COPD stands for Chronic Obstructive Pulmonary Disease. It is a chronic inflammatory disease that hinders airflow to the lungs. It usually gets worse over the years. Its symptoms include difficulty in breathing, cough, mucus production and wheezing. COPD develops due to long-term exposure to harmful gases, or more commonly, cigarette smoke.
People with COPD are at a higher risk of being affected by heart disease, lung cancer, and other similar conditions. COPD is treatable. With proper health management and good doctors, those who are suffering from it can control the symptoms and have a better quality of life. Doctors will review the signs and symptoms, discuss your medical history and analyze any exposure you have had to lung irritants.
Several new treatments for COPDare now available to treat patients. However, first doctors need to diagnose the condition. Tests include lung function tests to measure the amount of airflow into your lungs, chest X-ray to check for emphysema (a condition in which the alveoli of the lungs get destroyed as a result of exposure to cigarette smoke and other irritating gases and particulate matter), and also to rule out other lung problems and heart failure. Your doctor will also perform CT scans to screen for lung cancer and to determine if you will benefit from surgery. You can expect arterial blood gas analysis that measures how well your lungs are functioning in bringing in oxygen and removing carbon dioxide, and other laboratory tests to determine the probable cause of the symptoms and to rule out any other conditions.
The doctor decides which medications to use depending on the severity of the condition. For mild forms of the disease, little therapy is needed other than cessation of smoking. Effective therapy is available for the more advanced stages and can control and reduce the risk of further complications and improve the ability to live an active life.

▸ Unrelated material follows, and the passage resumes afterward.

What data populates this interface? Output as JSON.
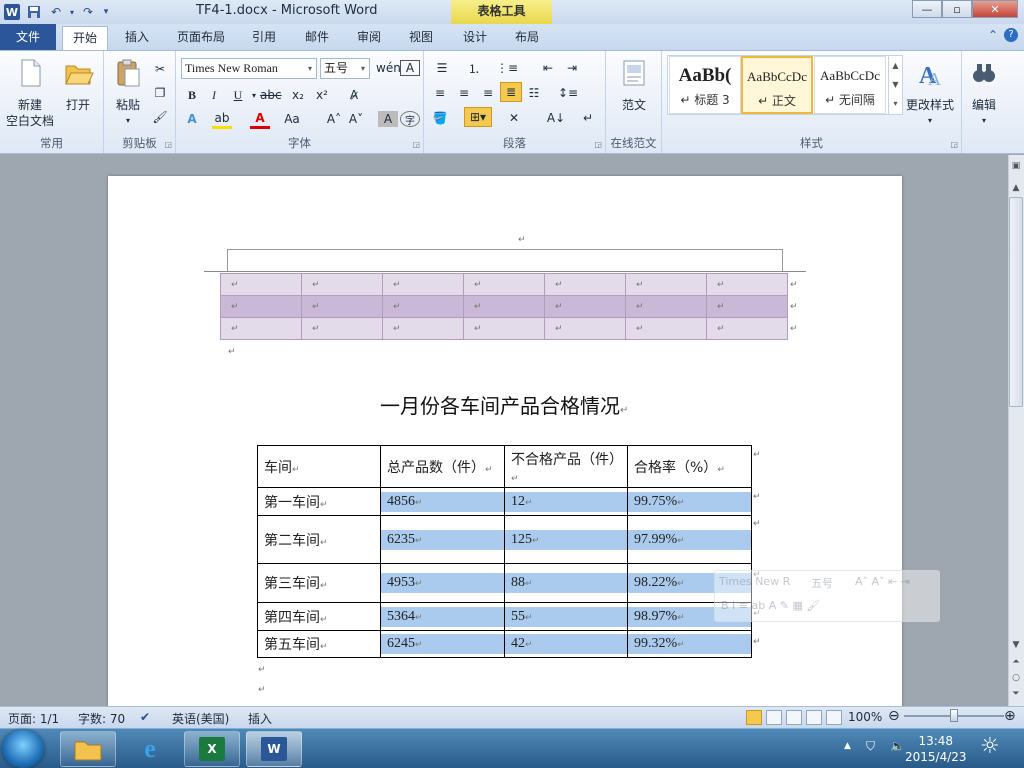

Different medications are used to treat the symptoms of COPD. These medications usually come with an inhaler or bronchodilator. The medications relax the muscles around your airway and relieve coughing and shortness of breath.
The doctor prescribes a short-acting bronchodilator if you only get short of breath while you are active. This effect will last for four to six hours. A long-acting bronchodilator is usually prescribed if you experience breathlessness on a regular basis. It may take longer to have an effect, but it lasts for 12 to 24 hours. If you have regular flare-ups, the doctor may prescribe a steroid inhaler. This will lessen inflammation and swelling in your airways. Steroid inhalers are useful for people whose condition overlap with asthma.
Inhaled medicines can be consumed in different ways. There are different sorts of COPD treatment inhalers. These include dry powder inhalers that you need to suck in as hard as you can, metered dosed inhalers that produce a puff like an aerosol, spacers that attach to some inhalers to breathe in the drug more effectively, and new COPD medicationscalled nebulizers that can turn the drug into a fine mist. They are used in case of an emergency when you need large doses of medicine. If symptoms are a cough with a lot of sputum, a drug called mucolytic maybe prescribed. This medication can be a tablet or syrup, and it helps to make the sputum thinner so that you can cough it up more easily.
If you suffer from COPD, schedule regular dental appointments. COPD leads to dry mouth and increases your chances of tooth decay and gingivitis. You may require dental implants. Speak to your dentist about affordable dental implants. If local dental implantsare unavailable, go in for imported implants. But, maintaining oral health is necessary when you have COPD.
It is not common to get side effects from inhaled drugs. However, steroids will sometimes make your voice hoarse or give you a fungal infection in your mouth, if not used properly. This is easy to treat but can be avoided by using the inhaler correctly and rinsing your mouth after every use.